BBB's Blog

Bob Boze Bell

If you've ever wondered what it's like to run a magazine or how crazy my personal life is, be sure to read the behind-the-scenes peek at the daily trials and tribulations of running True West. Culled straight from my Franklin Daytimer, it contains actual journal entries, laid out raw and uncensored. Some of it is enlightening. Much of it is embarrassing, but all of it is painfully true.

In addition to this current journal, my early journal entries show the rocky road and money lost in the True West Business Timeline.

Bob's biography - The Unvarnished Truth

August 18-19, 2007
Stayed home and worked all weekend on images for the graphic novel. Didn't even go up to the office, as I often do on weekends. Here's two pages I did on the plane ride home from Guatemala. The stewardess came by with drinks and cracked, "Hobby?" looking at the sketchbook on my lap with a sarcastic grin. I pointed at her drink cart and said, "Hobby?"

Actually, I wish I'd said that, but of course I thought of it after she left. What I actually said was, "No, it's an obsession." The hobby comment really got my goat, though.



I was quite impacted and influenced by all of the textile colors I saw in Guatemala, as is witnessed by these sketch pages I did when I got home and had access to some colored gouache paint (below):



Had a good phone conversation with Paul Hutton on Saturday and he suggested more of a Honkytonk Sue look as a possibility for Mickey Free. As you may have noticed, I went through a color phase on Sue (in True West magazine), then went back to the black and white because it's cleaner and stronger.
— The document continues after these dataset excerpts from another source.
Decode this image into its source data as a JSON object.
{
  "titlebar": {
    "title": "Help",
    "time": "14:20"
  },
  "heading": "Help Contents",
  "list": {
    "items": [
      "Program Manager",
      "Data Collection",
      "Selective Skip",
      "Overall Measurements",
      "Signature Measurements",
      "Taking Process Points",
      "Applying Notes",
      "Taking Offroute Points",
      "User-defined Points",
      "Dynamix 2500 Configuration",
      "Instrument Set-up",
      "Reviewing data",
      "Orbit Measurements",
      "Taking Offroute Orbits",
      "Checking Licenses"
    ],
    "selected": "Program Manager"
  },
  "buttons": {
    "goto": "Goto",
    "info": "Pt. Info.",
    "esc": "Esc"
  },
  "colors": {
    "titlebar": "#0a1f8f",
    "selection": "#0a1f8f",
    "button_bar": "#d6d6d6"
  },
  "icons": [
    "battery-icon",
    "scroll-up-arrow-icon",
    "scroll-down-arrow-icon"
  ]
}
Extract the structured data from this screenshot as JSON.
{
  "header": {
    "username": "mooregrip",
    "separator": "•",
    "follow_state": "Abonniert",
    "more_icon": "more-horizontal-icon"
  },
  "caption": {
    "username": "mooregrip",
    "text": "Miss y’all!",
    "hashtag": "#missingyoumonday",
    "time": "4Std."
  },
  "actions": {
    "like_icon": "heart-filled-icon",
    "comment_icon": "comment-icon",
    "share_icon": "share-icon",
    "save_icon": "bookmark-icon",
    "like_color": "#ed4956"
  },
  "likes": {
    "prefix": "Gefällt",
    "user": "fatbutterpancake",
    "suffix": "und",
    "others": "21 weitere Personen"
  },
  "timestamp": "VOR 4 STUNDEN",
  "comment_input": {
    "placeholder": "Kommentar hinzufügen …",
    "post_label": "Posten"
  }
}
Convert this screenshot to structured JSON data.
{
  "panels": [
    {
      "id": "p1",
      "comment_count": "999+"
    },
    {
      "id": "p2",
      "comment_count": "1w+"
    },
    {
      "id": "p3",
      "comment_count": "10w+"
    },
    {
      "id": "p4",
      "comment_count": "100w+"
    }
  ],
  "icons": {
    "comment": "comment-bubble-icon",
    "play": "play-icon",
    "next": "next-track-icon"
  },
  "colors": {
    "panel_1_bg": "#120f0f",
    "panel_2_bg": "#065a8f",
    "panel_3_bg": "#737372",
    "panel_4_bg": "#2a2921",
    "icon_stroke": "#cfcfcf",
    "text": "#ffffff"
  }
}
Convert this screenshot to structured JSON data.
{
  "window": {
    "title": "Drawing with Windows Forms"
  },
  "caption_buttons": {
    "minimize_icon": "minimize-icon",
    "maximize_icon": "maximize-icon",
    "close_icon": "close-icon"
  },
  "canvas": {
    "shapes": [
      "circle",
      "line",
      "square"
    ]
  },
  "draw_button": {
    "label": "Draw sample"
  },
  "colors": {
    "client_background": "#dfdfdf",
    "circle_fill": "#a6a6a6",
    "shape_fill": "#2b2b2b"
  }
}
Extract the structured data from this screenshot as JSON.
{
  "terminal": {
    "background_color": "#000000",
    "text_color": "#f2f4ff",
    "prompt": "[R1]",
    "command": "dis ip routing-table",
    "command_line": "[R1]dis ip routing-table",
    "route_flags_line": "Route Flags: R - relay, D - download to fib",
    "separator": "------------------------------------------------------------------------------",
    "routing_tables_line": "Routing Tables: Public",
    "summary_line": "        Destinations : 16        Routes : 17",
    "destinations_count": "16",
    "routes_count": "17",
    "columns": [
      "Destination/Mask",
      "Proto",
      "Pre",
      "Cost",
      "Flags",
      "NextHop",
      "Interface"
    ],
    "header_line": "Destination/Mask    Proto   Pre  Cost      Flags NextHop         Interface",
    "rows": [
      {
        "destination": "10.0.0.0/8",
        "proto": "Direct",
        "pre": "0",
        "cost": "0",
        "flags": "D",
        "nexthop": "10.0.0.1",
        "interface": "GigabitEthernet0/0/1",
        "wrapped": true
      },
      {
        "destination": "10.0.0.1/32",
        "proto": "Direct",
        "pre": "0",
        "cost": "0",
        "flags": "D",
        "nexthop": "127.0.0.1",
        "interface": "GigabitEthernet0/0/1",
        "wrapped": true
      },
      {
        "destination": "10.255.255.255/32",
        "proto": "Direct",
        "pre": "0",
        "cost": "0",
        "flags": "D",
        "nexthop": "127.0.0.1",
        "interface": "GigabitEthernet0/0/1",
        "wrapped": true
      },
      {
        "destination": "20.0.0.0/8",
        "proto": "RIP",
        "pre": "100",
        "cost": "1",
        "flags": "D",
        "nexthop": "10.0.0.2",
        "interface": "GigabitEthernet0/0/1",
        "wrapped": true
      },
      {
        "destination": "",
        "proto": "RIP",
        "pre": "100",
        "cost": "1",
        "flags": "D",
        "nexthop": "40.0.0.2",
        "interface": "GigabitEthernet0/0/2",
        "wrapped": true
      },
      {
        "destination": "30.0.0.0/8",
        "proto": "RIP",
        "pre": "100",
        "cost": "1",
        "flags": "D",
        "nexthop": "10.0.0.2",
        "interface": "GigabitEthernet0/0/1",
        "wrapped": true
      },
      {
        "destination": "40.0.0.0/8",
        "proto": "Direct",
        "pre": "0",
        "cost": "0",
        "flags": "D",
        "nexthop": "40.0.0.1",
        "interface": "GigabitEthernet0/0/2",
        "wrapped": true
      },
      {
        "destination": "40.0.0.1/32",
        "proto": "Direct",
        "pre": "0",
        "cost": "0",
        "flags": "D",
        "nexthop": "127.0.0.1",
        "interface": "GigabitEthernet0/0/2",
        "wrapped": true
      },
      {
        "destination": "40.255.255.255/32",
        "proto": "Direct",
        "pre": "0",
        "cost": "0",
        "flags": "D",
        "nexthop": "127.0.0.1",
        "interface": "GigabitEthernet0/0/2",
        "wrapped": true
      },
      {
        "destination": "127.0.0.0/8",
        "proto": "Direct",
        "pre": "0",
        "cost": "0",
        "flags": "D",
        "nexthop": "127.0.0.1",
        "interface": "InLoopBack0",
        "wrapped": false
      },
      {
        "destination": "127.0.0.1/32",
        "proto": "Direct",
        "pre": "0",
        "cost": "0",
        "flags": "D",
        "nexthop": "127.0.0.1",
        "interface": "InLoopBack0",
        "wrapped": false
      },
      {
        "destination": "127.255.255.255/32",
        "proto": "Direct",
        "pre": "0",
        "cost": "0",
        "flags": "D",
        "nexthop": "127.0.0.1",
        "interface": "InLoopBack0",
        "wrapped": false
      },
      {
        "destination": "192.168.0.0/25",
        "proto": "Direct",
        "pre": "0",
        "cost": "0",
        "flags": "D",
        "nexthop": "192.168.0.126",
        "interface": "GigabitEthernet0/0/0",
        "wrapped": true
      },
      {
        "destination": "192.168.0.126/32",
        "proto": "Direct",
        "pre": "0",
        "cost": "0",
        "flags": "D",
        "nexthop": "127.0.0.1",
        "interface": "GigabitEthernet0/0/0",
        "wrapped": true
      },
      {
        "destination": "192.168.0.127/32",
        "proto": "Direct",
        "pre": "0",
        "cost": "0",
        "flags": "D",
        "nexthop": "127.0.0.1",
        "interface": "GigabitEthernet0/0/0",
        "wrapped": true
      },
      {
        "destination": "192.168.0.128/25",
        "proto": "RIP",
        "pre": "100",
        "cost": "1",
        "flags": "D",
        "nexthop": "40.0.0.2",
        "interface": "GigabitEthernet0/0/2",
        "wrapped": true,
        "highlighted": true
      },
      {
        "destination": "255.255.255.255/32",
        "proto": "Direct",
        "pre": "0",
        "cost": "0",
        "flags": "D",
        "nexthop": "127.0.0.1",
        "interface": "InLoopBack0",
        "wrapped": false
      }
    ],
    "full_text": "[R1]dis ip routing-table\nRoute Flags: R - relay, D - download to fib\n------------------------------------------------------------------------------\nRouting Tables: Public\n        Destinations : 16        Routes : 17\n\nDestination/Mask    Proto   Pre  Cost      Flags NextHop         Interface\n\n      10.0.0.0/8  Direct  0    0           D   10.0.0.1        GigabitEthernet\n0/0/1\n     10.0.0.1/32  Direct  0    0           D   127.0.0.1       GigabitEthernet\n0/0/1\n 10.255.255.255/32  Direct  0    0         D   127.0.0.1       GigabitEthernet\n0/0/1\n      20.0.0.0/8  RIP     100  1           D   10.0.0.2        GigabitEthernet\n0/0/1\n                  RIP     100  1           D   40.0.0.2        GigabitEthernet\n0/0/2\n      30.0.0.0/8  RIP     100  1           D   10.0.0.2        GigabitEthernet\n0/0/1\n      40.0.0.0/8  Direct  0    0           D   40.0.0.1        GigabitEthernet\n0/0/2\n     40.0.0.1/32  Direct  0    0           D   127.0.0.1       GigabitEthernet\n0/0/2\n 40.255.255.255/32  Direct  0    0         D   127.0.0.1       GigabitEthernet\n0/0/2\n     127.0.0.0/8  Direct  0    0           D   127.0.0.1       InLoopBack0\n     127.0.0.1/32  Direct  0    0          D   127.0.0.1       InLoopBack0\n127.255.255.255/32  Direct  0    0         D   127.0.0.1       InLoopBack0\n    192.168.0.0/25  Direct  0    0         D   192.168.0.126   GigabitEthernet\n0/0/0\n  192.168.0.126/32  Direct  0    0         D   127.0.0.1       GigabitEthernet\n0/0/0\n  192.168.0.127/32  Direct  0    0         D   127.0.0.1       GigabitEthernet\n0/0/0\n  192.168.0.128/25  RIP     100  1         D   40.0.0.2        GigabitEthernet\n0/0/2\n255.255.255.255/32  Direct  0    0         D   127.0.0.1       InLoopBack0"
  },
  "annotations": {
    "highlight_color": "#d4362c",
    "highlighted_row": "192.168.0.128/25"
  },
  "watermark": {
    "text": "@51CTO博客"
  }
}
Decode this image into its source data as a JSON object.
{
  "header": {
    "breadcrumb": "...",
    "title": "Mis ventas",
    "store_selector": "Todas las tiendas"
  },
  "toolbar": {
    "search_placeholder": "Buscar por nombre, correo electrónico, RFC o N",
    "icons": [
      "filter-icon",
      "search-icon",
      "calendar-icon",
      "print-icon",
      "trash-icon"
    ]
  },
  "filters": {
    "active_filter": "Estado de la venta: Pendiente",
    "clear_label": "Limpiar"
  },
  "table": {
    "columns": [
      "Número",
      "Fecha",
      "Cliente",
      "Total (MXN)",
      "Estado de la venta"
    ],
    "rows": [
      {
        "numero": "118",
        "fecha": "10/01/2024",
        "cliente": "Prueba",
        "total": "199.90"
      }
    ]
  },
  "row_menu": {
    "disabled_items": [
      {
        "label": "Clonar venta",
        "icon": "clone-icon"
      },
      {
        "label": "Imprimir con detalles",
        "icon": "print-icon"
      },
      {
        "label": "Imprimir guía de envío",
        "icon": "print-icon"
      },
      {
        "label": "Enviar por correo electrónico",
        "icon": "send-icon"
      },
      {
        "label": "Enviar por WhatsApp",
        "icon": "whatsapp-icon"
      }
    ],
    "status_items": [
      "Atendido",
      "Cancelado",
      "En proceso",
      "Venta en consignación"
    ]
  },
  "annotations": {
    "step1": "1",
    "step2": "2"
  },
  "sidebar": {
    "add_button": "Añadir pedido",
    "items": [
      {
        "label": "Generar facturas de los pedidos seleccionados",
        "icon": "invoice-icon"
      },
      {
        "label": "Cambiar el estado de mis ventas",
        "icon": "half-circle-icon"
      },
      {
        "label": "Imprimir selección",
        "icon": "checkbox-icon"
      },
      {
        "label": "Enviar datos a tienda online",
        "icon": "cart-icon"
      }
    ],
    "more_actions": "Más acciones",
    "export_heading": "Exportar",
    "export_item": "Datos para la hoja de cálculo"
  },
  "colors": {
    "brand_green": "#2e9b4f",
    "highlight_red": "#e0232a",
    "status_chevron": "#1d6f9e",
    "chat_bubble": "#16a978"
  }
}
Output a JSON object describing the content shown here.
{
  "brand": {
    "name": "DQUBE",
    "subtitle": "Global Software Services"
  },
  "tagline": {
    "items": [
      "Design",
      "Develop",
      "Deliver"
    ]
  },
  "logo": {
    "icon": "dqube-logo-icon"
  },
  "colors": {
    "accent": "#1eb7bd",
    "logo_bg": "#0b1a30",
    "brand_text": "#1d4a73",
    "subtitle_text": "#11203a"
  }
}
Shifted gears, on Saturday, and decided to aim for a cleaner black and white look. Hard to do. I'm so used to cross hatching and shading:



I hate it that I'm still failing so much on these images. I wonder what Annie has to say about this?

"Keep on beginning and failing. Each time you fail, start all over gain, and you will grow stronger until you have accomplished a purpose—not the one you began with perhaps, but one you'll be glad to remember."